[Deep Learning] Use ffmpg and gstreamer for video streaming and encoding and decoding (1): ffmpg

Why Video Codec

The main reason why video streams need to be encoded and decoded is that video files have a large amount of data, and direct transmission of video files will occupy a large amount of network bandwidth and storage space. By encoding and decoding video, the video data can be compressed into a smaller volume for more efficient transmission and storage.
Specifically, encoding is to convert original video data into compressed video data, and decoding is to restore compressed video data to original video data. Both encoding and decoding processes need to adopt certain algorithms and rules in order to achieve the minimum data loss and the highest data compression ratio in the process of compression and decompression. Commonly used video codecs include H.264, H.265, VP8, VP9, ​​etc.

The main advantages of video codecs are:

Save storage space: Through video encoding, the size of video files can be compressed to about 10%~50% of the original size, thus saving storage space.
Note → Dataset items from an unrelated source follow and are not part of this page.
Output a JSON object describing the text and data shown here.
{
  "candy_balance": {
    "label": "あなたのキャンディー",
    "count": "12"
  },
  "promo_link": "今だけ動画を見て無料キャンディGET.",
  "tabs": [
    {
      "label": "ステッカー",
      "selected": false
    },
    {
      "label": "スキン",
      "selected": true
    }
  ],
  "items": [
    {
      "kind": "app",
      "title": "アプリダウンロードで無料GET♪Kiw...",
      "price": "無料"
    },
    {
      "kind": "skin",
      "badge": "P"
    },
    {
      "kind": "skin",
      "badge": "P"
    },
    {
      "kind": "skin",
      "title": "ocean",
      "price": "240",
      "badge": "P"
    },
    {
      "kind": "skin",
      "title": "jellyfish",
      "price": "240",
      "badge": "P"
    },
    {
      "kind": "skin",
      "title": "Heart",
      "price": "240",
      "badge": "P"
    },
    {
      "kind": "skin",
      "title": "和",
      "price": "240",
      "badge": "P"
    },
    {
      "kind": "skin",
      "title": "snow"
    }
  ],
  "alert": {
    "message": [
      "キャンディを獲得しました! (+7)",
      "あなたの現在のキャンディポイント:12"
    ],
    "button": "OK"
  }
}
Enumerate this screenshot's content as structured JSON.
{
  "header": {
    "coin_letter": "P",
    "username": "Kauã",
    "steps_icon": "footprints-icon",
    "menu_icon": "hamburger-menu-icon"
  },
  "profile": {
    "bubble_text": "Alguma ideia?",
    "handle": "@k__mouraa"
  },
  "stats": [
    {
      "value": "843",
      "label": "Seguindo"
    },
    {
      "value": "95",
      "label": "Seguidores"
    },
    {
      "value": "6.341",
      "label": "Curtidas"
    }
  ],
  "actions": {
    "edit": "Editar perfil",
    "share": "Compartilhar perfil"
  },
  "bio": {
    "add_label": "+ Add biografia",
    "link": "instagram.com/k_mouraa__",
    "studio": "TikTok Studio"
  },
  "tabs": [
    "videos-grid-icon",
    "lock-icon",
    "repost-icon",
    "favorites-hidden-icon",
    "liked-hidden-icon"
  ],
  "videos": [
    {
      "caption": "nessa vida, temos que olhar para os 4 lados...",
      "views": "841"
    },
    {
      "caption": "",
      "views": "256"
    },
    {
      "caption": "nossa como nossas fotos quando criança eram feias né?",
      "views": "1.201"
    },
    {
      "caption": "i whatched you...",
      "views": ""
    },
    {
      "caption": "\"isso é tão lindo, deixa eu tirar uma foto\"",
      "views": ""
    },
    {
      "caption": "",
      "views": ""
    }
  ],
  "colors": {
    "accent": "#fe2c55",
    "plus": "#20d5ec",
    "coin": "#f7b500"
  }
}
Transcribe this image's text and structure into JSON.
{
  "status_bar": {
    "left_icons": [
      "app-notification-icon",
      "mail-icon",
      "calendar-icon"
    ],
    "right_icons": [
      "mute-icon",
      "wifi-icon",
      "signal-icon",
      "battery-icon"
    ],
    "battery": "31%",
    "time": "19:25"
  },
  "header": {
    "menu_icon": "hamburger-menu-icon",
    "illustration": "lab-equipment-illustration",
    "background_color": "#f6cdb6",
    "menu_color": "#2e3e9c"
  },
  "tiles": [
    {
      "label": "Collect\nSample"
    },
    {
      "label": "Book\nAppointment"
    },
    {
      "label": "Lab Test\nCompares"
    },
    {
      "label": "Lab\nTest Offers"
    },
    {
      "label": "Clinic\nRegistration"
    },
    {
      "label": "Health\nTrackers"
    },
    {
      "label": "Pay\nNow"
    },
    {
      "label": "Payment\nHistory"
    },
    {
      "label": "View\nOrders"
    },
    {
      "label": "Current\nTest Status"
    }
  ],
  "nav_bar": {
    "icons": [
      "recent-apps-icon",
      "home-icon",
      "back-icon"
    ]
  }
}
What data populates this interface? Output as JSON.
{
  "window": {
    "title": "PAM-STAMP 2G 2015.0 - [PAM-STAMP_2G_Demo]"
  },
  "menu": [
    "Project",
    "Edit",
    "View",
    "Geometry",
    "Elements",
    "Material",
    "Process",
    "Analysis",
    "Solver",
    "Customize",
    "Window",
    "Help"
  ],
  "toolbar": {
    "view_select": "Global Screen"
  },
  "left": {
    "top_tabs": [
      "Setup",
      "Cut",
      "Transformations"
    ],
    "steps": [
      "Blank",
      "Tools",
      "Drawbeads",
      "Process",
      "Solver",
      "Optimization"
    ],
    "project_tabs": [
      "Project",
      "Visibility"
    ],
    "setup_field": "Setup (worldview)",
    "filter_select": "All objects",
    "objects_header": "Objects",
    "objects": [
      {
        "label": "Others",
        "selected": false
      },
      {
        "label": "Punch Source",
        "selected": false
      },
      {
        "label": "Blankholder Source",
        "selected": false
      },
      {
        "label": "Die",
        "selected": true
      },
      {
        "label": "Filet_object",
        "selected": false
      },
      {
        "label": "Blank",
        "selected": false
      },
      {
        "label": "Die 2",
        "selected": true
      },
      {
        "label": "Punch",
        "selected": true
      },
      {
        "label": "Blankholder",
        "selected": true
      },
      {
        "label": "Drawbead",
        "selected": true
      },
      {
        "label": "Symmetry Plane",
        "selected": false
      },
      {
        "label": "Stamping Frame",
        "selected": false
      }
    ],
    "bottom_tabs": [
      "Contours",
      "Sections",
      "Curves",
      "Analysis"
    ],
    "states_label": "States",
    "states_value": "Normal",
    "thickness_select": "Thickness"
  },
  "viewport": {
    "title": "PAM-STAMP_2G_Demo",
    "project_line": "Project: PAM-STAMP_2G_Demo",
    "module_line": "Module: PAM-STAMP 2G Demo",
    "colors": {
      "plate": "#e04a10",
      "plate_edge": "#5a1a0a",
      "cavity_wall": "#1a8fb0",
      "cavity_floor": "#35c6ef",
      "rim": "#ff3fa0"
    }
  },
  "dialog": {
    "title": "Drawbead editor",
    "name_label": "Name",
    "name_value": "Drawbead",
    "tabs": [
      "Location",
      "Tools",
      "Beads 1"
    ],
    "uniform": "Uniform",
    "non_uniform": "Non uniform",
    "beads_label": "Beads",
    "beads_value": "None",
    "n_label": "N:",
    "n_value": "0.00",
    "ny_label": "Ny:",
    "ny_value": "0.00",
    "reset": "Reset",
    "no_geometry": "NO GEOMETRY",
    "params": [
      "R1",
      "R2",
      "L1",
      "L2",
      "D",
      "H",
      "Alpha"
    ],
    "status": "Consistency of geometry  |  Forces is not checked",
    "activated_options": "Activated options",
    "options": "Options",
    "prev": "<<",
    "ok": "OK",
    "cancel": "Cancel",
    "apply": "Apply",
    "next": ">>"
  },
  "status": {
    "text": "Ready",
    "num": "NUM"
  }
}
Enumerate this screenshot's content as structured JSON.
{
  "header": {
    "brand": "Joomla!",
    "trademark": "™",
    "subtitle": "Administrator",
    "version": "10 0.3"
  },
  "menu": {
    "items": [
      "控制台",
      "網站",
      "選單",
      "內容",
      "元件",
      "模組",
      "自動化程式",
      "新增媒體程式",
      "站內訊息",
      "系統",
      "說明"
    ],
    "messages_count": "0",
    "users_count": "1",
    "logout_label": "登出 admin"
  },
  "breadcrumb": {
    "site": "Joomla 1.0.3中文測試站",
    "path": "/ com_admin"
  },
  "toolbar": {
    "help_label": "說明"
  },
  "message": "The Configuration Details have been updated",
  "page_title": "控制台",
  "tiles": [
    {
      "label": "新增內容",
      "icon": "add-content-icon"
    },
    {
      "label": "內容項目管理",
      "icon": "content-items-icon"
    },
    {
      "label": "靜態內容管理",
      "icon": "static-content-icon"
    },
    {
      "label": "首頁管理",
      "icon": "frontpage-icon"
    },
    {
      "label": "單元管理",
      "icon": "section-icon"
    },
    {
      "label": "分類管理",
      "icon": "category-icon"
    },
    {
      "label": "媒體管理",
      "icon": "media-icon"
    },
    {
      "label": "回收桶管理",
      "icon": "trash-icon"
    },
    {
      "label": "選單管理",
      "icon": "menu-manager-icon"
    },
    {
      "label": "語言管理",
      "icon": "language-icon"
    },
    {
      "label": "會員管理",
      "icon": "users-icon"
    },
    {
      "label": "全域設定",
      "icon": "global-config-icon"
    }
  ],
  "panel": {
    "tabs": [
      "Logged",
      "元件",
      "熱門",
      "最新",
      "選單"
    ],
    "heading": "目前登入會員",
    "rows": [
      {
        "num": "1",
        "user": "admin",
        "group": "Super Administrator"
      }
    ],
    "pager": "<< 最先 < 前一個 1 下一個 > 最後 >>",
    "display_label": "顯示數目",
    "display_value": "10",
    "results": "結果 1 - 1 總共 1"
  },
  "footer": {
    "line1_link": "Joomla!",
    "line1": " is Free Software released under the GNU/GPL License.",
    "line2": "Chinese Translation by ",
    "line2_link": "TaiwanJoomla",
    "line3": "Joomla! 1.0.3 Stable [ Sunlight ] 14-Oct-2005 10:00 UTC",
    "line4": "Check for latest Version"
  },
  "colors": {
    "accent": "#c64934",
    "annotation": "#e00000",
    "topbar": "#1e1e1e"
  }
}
Reduce network bandwidth: Video encoding can reduce the data volume of video streams, thereby reducing the network bandwidth required for data transmission.

Improve video transmission quality: Video encoding can reduce delay and jitter during data transmission, thereby improving video transmission quality and stability.

Encrypted video stream: By encoding the video, the video stream can be encrypted to protect data security and privacy.
In short, video codec is an important means to achieve efficient video transmission and storage, and is widely used in video surveillance, video live broadcast, video calls and other fields.

network bandwidth

The network bandwidth in video streaming refers to the network transmission bandwidth occupied during video streaming. In the process of video streaming, the video stream needs to be transmitted to the client through the network, so a certain network bandwidth is required to support data transmission.
Network bandwidth refers to the amount of data that can be transmitted per unit of time, usually expressed in Mbps (megabits per second) or Gbps (gigabits per second). The larger the network bandwidth, the larger the amount of data transmitted and the faster the transmission speed. Therefore, in the process of video streaming, it is necessary to ensure that the network bandwidth is large enough to transmit video data quickly and stably.
The network bandwidth in video streaming will be affected by various factors, such as network bandwidth limitation, network congestion, data transmission distance, etc. If the network bandwidth is insufficient, problems such as video freeze, blurred picture, and out-of-sync sound will occur, affecting the viewing experience of users. Therefore, when streaming video, it is necessary to fully consider the network bandwidth and select an appropriate transmission protocol, bit rate, and resolution in order to achieve better video transmission effects.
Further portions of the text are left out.